Microalgae are increasingly being preferred as sustainable biomass feedstock for biofuels production due to their high growth rate and lipid yield. However, optimal production requires the use of economical native microalgal species which are well adapted to local climatic and ecological conditions. Therefore, this study’s main objective was to isolate and select local microalgal species for prospective biofuels production. Serial dilution and streak plate techniques were used to isolate four species: Chlorella, Scenedesmus, Oscillatoria and Microcystis from Manyame River, Zimbabwe. The isolates were evaluated for their biomass and lipid productivity under artificial lighting (8:16 h light/dark cycle) and a temperature of 25 ± 3°C. Lipid quantification was done gravimetrically, using hexane as an extraction solvent. Each isolate’s performance was compared against that of an imported Chlorella vulgaris strain. Amongst the isolates, Chlorella sp. exhibited a highly competitive growth rate of 0.26 d⁻¹ and lipid yield of 37.16% dry cell weight. In comparison, the imported C. vulgaris had a growth rate of 0.226 d⁻¹ and lipid yield of 35.74% dry cell weight. Although findings suggest that the native Chlorella sp. is the ideal candidate, growth enhancement and genetic engineering techniques may be used to further improve its biomass and lipid yield.

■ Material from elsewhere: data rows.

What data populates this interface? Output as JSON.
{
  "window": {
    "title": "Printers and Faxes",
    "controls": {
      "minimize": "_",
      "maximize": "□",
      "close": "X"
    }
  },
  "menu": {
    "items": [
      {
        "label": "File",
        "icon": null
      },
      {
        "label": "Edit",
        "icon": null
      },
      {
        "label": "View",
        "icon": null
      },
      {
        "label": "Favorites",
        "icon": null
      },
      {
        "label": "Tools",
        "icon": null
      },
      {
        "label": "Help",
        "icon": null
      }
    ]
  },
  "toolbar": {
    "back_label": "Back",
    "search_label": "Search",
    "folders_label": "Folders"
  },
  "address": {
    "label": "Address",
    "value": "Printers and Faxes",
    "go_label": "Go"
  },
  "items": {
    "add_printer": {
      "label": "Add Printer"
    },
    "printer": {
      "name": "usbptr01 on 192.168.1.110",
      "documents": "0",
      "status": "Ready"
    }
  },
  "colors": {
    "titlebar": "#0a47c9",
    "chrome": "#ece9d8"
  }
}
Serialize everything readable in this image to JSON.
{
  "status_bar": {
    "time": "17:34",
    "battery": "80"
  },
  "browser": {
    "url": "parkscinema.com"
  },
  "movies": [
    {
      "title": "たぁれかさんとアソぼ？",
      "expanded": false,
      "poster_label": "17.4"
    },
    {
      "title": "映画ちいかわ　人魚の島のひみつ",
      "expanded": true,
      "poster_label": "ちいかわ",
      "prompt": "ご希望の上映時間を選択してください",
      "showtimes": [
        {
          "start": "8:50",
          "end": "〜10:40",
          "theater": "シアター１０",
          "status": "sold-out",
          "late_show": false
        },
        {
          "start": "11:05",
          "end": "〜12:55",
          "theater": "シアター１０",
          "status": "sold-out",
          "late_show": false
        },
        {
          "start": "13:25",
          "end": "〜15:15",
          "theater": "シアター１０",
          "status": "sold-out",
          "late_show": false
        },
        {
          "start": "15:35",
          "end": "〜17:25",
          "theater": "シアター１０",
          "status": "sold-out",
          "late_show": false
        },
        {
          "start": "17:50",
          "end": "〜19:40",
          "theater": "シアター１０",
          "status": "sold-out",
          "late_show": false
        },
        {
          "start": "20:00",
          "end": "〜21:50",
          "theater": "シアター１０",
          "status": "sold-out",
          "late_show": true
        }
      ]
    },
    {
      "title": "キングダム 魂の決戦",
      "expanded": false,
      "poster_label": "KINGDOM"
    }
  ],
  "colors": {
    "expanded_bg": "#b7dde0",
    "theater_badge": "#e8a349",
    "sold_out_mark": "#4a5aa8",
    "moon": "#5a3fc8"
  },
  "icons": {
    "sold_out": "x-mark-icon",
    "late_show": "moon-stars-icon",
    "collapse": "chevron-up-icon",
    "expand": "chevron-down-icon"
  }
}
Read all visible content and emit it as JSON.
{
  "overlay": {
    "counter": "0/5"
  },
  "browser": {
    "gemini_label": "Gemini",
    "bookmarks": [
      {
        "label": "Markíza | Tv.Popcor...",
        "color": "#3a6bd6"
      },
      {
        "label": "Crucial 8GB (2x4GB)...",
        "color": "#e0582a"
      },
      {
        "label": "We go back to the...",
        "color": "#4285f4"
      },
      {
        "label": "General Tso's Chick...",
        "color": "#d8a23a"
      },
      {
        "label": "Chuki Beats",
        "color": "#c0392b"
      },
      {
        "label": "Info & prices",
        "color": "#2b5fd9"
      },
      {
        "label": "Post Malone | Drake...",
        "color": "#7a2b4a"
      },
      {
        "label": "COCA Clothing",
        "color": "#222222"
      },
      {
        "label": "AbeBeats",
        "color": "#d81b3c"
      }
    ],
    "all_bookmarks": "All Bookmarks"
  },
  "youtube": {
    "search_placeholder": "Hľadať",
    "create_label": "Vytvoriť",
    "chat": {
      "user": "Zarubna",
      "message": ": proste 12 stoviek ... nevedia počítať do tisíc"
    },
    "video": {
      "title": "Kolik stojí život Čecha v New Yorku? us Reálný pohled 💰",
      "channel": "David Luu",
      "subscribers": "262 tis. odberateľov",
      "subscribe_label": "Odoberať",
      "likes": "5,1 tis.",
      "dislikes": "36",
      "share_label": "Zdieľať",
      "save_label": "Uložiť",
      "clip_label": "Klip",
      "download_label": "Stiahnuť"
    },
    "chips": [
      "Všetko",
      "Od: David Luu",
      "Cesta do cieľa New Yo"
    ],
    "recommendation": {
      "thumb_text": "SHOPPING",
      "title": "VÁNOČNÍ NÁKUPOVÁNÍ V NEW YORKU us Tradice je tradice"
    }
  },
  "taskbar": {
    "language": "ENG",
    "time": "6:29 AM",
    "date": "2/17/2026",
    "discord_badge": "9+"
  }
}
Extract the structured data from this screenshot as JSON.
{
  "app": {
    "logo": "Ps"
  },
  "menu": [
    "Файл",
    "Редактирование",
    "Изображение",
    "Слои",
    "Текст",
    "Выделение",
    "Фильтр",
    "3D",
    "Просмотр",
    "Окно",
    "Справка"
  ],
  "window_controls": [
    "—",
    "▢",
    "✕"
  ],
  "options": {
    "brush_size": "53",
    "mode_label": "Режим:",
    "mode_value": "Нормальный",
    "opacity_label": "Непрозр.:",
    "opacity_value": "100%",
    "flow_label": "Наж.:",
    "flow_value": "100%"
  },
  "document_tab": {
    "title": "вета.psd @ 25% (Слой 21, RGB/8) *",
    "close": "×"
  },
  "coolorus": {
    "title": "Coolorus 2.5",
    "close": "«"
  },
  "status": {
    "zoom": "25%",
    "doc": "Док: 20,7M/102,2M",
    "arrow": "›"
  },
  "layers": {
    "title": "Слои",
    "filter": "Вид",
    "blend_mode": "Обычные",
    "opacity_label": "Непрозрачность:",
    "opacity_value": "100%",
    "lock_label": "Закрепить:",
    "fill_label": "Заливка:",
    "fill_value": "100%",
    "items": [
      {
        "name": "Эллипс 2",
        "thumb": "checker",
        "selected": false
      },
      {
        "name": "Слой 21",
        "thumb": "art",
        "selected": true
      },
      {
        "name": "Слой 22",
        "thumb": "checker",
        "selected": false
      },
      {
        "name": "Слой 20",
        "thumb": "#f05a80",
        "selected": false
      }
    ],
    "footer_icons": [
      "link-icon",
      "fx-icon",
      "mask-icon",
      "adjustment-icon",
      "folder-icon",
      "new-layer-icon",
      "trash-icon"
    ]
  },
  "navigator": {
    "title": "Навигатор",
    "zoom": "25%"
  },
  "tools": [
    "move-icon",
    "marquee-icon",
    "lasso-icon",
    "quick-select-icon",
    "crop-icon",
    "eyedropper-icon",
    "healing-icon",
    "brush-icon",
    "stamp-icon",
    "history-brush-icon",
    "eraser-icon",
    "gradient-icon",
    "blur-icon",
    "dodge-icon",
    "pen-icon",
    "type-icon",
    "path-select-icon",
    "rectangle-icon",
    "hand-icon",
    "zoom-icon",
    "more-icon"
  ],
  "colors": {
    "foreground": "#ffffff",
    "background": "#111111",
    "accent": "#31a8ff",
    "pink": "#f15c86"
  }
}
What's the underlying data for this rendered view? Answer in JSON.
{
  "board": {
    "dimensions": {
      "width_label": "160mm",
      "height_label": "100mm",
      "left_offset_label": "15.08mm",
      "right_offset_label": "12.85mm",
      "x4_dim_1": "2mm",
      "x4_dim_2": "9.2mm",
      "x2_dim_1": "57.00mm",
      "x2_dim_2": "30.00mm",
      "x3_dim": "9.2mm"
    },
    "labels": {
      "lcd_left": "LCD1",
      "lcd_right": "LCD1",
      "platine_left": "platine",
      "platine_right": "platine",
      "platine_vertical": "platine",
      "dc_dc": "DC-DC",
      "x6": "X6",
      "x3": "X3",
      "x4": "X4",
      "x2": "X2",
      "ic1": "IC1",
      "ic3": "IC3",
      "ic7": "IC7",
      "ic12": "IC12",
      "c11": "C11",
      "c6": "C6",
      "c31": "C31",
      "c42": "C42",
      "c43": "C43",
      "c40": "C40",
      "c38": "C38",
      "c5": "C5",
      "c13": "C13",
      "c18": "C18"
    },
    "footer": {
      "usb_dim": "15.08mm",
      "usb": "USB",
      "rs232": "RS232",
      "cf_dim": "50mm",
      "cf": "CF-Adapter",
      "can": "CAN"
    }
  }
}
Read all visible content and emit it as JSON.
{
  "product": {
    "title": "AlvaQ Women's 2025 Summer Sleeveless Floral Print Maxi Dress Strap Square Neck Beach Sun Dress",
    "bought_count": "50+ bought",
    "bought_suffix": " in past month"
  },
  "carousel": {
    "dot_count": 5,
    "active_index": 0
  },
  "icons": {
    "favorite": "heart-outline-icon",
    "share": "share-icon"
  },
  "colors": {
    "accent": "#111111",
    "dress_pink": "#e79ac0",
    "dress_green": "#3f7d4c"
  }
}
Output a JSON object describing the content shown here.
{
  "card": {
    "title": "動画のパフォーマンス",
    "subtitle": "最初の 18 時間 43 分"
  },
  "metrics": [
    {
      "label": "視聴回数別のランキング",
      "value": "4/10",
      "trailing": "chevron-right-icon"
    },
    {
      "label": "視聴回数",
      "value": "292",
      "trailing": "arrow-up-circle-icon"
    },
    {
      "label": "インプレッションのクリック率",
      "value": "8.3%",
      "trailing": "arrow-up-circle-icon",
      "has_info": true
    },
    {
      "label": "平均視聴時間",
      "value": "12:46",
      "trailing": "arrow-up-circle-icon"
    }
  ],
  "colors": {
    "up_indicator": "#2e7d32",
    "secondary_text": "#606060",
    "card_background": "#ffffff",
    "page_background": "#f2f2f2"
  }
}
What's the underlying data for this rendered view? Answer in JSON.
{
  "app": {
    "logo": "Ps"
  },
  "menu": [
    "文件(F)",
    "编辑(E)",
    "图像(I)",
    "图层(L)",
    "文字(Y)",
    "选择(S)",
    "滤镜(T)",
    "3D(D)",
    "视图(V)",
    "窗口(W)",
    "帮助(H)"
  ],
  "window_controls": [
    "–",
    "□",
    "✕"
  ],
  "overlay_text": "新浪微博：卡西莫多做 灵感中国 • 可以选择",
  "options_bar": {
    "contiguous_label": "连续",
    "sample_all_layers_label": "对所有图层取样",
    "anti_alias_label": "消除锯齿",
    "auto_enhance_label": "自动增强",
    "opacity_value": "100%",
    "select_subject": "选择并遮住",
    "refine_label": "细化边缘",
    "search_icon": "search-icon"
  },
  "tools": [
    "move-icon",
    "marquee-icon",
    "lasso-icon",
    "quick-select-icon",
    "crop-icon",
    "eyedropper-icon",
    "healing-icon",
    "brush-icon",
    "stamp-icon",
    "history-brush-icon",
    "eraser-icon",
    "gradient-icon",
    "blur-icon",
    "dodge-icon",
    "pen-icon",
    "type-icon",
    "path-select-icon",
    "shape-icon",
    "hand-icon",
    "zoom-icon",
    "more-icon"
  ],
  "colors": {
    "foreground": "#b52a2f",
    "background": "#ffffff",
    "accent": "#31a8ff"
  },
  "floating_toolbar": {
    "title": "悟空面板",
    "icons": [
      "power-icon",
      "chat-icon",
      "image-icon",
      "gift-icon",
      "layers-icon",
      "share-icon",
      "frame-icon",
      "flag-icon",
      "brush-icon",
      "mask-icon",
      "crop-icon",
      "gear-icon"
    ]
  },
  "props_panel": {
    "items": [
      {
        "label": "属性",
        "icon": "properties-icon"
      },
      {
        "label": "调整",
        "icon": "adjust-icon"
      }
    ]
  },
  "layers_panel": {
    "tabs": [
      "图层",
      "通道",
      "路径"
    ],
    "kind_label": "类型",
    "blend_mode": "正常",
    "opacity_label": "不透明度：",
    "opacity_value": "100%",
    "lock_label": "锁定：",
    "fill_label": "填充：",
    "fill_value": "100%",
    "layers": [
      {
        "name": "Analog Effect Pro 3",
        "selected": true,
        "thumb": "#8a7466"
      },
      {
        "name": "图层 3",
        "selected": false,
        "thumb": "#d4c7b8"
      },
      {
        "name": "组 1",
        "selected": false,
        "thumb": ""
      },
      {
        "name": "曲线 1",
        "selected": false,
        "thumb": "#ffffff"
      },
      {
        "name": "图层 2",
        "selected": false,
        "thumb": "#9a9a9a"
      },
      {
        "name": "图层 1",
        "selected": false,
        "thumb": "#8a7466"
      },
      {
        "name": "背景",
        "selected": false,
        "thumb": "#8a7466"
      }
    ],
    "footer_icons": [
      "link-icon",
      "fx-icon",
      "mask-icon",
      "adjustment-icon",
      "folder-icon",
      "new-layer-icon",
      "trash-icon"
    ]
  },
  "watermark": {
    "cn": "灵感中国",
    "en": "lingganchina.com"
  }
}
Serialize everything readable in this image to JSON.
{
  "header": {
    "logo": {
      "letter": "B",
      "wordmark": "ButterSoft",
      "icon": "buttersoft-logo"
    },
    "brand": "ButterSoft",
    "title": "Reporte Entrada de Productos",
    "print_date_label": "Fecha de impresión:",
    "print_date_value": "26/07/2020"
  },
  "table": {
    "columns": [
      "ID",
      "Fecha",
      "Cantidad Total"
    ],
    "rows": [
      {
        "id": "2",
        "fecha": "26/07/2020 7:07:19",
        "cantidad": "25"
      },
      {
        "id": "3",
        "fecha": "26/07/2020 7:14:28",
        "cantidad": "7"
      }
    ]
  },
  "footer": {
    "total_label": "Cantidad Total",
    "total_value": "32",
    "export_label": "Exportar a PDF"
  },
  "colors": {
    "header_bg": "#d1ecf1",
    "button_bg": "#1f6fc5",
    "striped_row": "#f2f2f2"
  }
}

微藻由于其高的生长速率和脂质产量而越来越多地被优选作为用于生物燃料生产的可持续的生物质原料。然而，最佳生产需要使用经济的天然微藻种，它们非常适合当地的气候和生态条件。因此，这项研究的主要目的是分离和选择用于未来生物燃料生产的当地微藻种。连续稀释和条纹板技术用于分离四种小球藻，小球藻，颤藻和微囊藻。来自津巴布韦的曼雅梅河。在人工照明（光/暗周期为8:16 h）和温度为25±3°C的条件下，评估了分离物的生物量和脂质生产率。使用己烷作为萃取溶剂，通过重量分析法进行脂质定量。将每种分离物的性能与进口的小球藻菌株进行比较。在分离物中，小球藻属。表现出0.26 d ^-1的高度竞争性生长速率和37.16％干细胞重量的脂质产率。相比之下，进口的寻常小球藻的生长速率为0.226 d ^-1，脂质产量为干细胞重量的35.74％。虽然发现表明，天然小球藻属。 如果是理想的选择，可以使用生长增强和基因工程技术来进一步提高其生物量和脂质产量。